Il y a deux semaines, l'équipe DIAS de la police a repéré une voiture suspecte, dans laquelle se trouvaient trois personnes, et l'a arrêtée pour un contrôle.
Lorsque le conducteur de la voiture a vu les policiers, il a accéléré et pris la fuite. Les policiers ont localisé le véhicule à Aigaleo et la poursuite a commencé, jusqu'à Perama. Là, comme nous l'avons vu dans les journaux télévisés, un autobus arrivait en sens inverse et lui a barré la route. Dans sa tentative de fuir, le conducteur de la voiture a fait marche arrière et a percuté ou entraîné deux motos de policiers, blessant des agents.
Les policiers ont alors fait usage de leurs armes en tentant d'immobiliser le véhicule. Le résultat a été la blessure mortelle du conducteur et la blessure d'une autre personne. La troisième personne qui se trouvait dans le véhicule a pris la fuite.
Il a été établi que la voiture était volée et que l'un des trois occupants, vraisemblablement celui qui a été tué, était un voleur déjà connu des services de police.
Le lendemain, des Roms, dans différentes régions du pays, ont bloqué des routes, brûlé des pneus, etc. Et lorsque des policiers se sont rendus sur place pour rétablir la circulation, les Roms leur ont jeté des pierres.
Le même soir, les personnes bien connues du quartier d'Exarchia ont organisé un rassemblement. Bien entendu, ce rassemblement n'a pas eu lieu pour condamner le vol de la voiture, mais pour condamner la police.
Par ailleurs, certains membres particulièrement loquaces de Syriza ont commencé à diffamer la police, en évoquant un usage excessif de la force et d'autres accusations similaires. C'est une vieille habitude.
Qui ne veut pas d'une meilleure police ? Ceux qui la combattent et l'insultent. Qui sont-ils ?
Le ministre de la Protection du citoyen, afin d'apaiser les Roms, a demandé « l'enquête disciplinaire sur l'affaire dans un délai de cinq jours ». Toutefois, si les policiers sont mis en cause avec une telle précipitation, pourquoi poursuivraient-ils le prochain délinquant ?
Il convient de rappeler que les sept policiers ayant participé à la poursuite, après leurs dépositions devant le juge d'instruction et avec l'accord du procureur, ont été remis en liberté.
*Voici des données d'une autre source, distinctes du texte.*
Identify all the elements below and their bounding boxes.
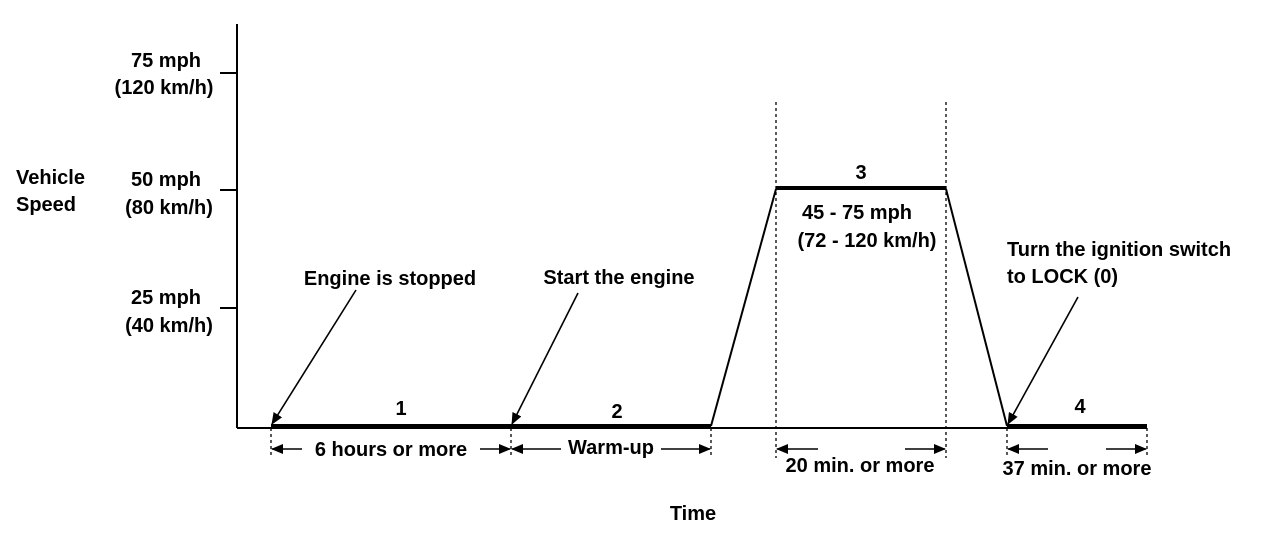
tick-label-75-mph: 75 mph <box>131 50 201 72</box>
duration-4-label: 37 min. or more <box>1003 458 1152 480</box>
accel-ramp <box>710 188 777 427</box>
x-axis-title: Time <box>670 503 716 525</box>
callout-ignition-line2: to LOCK (0) <box>1007 266 1118 288</box>
speed-range-kmh: (72 - 120 km/h) <box>798 230 937 252</box>
callout-engine-stopped: Engine is stopped <box>304 268 476 290</box>
duration-1-label: 6 hours or more <box>315 439 467 461</box>
tick-label-50-kmh: (80 km/h) <box>125 197 213 219</box>
tick-label-75-kmh: (120 km/h) <box>115 77 214 99</box>
phase-4-label: 4 <box>1074 396 1086 418</box>
y-axis-title-line2: Speed <box>16 194 76 216</box>
callout-ignition-line1: Turn the ignition switch <box>1007 239 1231 261</box>
duration-3-label: 20 min. or more <box>786 455 935 477</box>
phase-1-label: 1 <box>395 398 406 420</box>
phase-3-label: 3 <box>855 162 866 184</box>
tick-label-25-mph: 25 mph <box>131 287 201 309</box>
tick-label-50-mph: 50 mph <box>131 169 201 191</box>
phase-2-label: 2 <box>611 401 622 423</box>
duration-2-label: Warm-up <box>568 437 654 459</box>
tick-label-25-kmh: (40 km/h) <box>125 315 213 337</box>
decel-ramp <box>945 188 1008 427</box>
callout-engine-stopped-arrow <box>271 289 357 425</box>
callout-ignition-arrow <box>1007 296 1079 425</box>
callout-start-engine-arrow <box>511 292 579 425</box>
callout-start-engine: Start the engine <box>543 267 694 289</box>
speed-range-mph: 45 - 75 mph <box>802 202 912 224</box>
y-axis-title-line1: Vehicle <box>16 167 85 189</box>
Les Roms, dans différentes régions du pays, ont continué à bloquer des routes, à allumer des feux, etc. Et nous parlons de routes nationales, comme Corinthe-Patras et Corinthe-Kalamata. Or tout blocage d'une route nationale entraîne évidemment une souffrance considérable pour les conducteurs.
Les Roms protestaient parce que les policiers n'avaient pas été placés en détention provisoire à la suite de la blessure mortelle du Rom. Cependant, par les incidents qu'ils provoquent, ils montrent qu'ils agissent sans limite. Et ce n'est pas la première fois. S'ils pensent être un « État dans l'État », ils se trompent. Mais l'État en porte aussi la responsabilité.
Il va de soi que toute mort, quelle qu'en soit la cause, constitue la perte d'une vie humaine. En l'espèce, il s'agit d'une opération policière qui a entraîné une blessure mortelle, heureusement d'une seule personne. Car il existait une possibilité que les trois Roms et certains policiers soient tués.
L'incident aurait-il pu être évité ? Oui, si les auteurs avaient accepté le contrôle de police. Dès lors qu'ils ont pris la fuite et que la poursuite a commencé, il existait un risque accru d'accident ou d'accident mortel.
Les policiers auraient-ils pu éviter la blessure mortelle ? Cela dépend de la question de savoir s'ils savaient que les fugitifs avaient ou n'avaient pas d'armes. En tout état de cause, l'expérience et le bon sens nous disent que ceux qui volent des voitures et refusent un contrôle de police ne sont pas des « enfants de chœur ». Au contraire, ils peuvent aller de petits voleurs sans armes à des terroristes armés de Kalachnikovs.
L'État a, à diverses époques, pris différentes mesures en faveur des Roms, mais la situation demeure problématique. Il faut rappeler que le défunt métropolite de Florina, Augustinos Kantiotis, a réussi à intégrer les Roms dans la société de Florina. Ceausescu a fait de même, par la force, en Roumanie.
Les Roms réagissent à chaque arrestation et à chaque condamnation d'un Rom. Ils doivent toutefois comprendre que la loi s'applique à tous. L'État doit également fournir des efforts soutenus pour l'intégration des Roms dans la société. Le seul fait de lier les allocations à la fréquentation scolaire obligatoire des enfants peut changer la situation. Cela sert l'intérêt des Roms et celui de l'État.